A North Carolina state representative who was elected as a Democrat announced her switch to the Republican Party, which gives the GOP a supermajority in the state legislature and allows them to override vetoes from Democratic Gov. Roy Cooper.
State Rep. Tricia Cotham, a Mecklenburg County lawmaker who served in the North Carolina House of Representatives from 2007 to 2017 and again beginning in 2023 after an unsuccessful congressional bid in 2016, blasted her former party while a group of legislative Republicans stood behind her at a Wednesday press conference.
"The party wants to villainize anyone who has free thought, free judgment, has solutions and wants to get to work to better our state," Cotham said. "Not just sit in a meeting and have a workshop after a workshop, but really work with individuals to get things done, because that's what real public servants do."
Such a dramatic move by Cotham will empower the GOP to pass a swath of conservative-oriented legislation over the objection of Gov. Cooper if the party remains united on all of its votes. Cooper, a former state legislator who also served as the state's attorney general for 16 years, is a moderate but has clashed with North Carolina Republicans on issues including abortion policy, voting rights, gun rights, and appointment powers.
Republicans already have a supermajority in the state Senate, where they control 30 of the 50 seats.
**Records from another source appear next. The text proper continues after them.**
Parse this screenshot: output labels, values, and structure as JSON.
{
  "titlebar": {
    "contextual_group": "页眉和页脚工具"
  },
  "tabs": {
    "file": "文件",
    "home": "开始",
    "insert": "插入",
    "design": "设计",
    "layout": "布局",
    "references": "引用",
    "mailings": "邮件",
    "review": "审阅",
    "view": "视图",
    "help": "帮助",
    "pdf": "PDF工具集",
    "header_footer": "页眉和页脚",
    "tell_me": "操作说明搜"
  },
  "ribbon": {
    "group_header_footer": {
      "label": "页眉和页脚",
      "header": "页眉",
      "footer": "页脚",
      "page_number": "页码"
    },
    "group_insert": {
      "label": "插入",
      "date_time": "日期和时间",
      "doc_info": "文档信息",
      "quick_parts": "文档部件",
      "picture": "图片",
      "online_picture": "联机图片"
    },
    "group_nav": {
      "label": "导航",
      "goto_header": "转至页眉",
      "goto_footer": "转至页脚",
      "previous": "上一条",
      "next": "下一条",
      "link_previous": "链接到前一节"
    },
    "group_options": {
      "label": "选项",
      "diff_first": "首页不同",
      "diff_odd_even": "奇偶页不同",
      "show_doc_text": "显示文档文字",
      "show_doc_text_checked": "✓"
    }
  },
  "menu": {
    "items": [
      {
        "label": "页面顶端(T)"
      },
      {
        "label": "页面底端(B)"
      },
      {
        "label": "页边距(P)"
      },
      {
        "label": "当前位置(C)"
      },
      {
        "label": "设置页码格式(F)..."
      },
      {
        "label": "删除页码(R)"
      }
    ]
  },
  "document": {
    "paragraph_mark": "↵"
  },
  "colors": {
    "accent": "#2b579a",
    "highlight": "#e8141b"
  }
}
But after the 2022 elections, the GOP came one vote shy of a supermajority in the lower chamber, controlling 71 out of 120 seats, while Democrats currently maintain 49 seats.
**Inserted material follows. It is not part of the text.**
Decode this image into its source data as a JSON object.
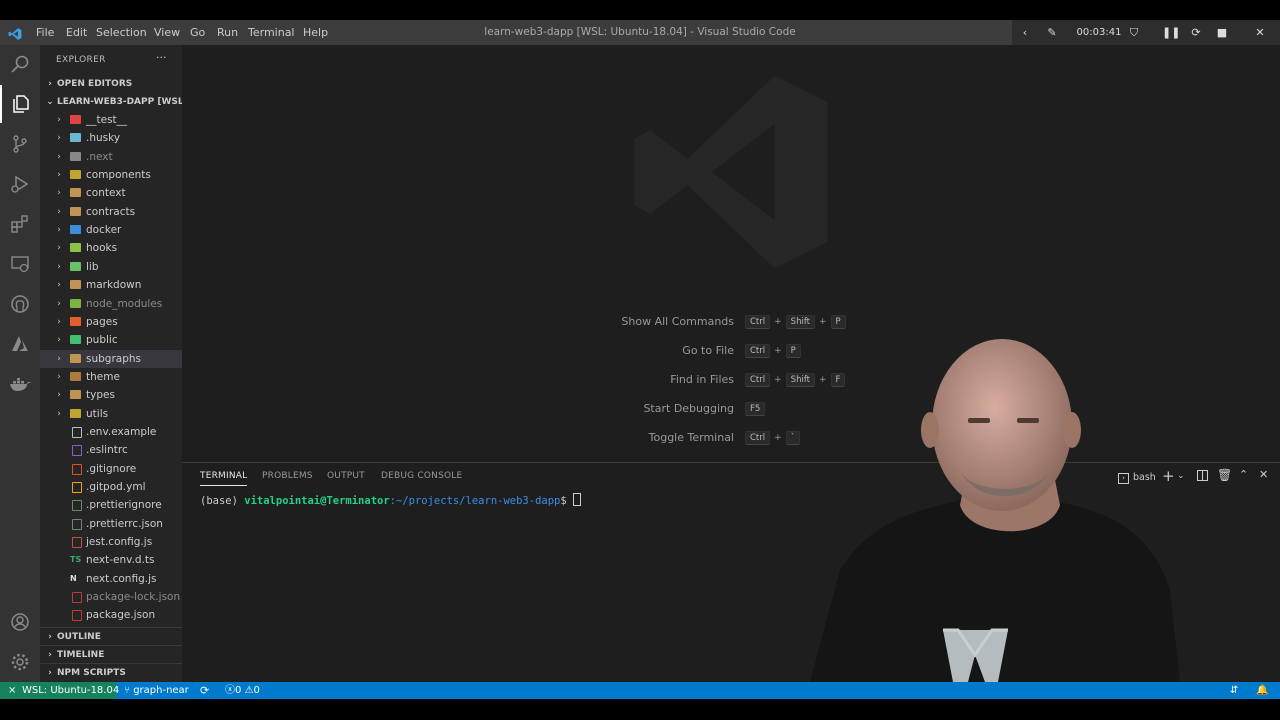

The news of the impending party switch was first reported by Axios Raleigh on Tuesday.
The North Carolina Democratic Party upon hearing the news on Tuesday called on their onetime caucus member to resign.
"This is deceit of the highest order. Rep. Cotham's decision is a betrayal to the people of HD-112 with repercussions not only for her district, but for our entire state," the party said in a statement. "If she can no longer represent the values her constituents entrusted her to champion, she should resign, now."
Cooper in a Tuesday statement expressed dismay at Cotham's decision.
"This is a disappointing decision. Rep. Cotham's votes on women's reproductive freedom, election laws, LGBTQ rights and strong public schools will determine the direction of the state we love," the governor said. "It's hard to believe she would abandon these long held principles and she should still vote the way she has always said she would vote when these issues arise, regardless of party affiliation."
In 2016, Cooper narrowly defeated then-Republican Gov. Pat McCrory and in 2020 beat then-Republican Lt. Gov. Dan Forest, giving Democrats a continued foothold in a state that had once been favorable to them.
But despite North Carolina's increasingly diverse population and its penchant for close statewide contests, Republicans have dominated state legislative races since seizing control of the General Assembly in the 2010 elections.
Upon assuming power in 2011, legislative Republicans set out to redraw districts that would protect their newly-robust majorities, affording them an outsized number of seats relative to their party registration and statewide electoral performances. As a result, redistricting in the state has been a highly contentious affair, with multiple lawsuits challenging the constitutionality of districts across the state.
And while Republicans in Raleigh have pursued a raft of conservative legislation over the past decade, their push hit a roadblock when Cooper bested McCrory.
As of March 2023, Cooper had issued 75 vetoes — more than all previous North Carolina governors combined — since taking office six years ago, according to The Assembly NC.
From 2005 to 2009, Jerry Meek, whom Cotham married in late 2008, was the chair of the North Carolina Democratic Party. According to the North Carolina political blog Watauga Watch, Cotham and Meek are no longer married.
Cotham's mother, Pat Cotham, is an at-large member of the Mecklenburg Board of County Commissioners.
State Rep. Cotham's office has not yet responded to Insider's request for comment.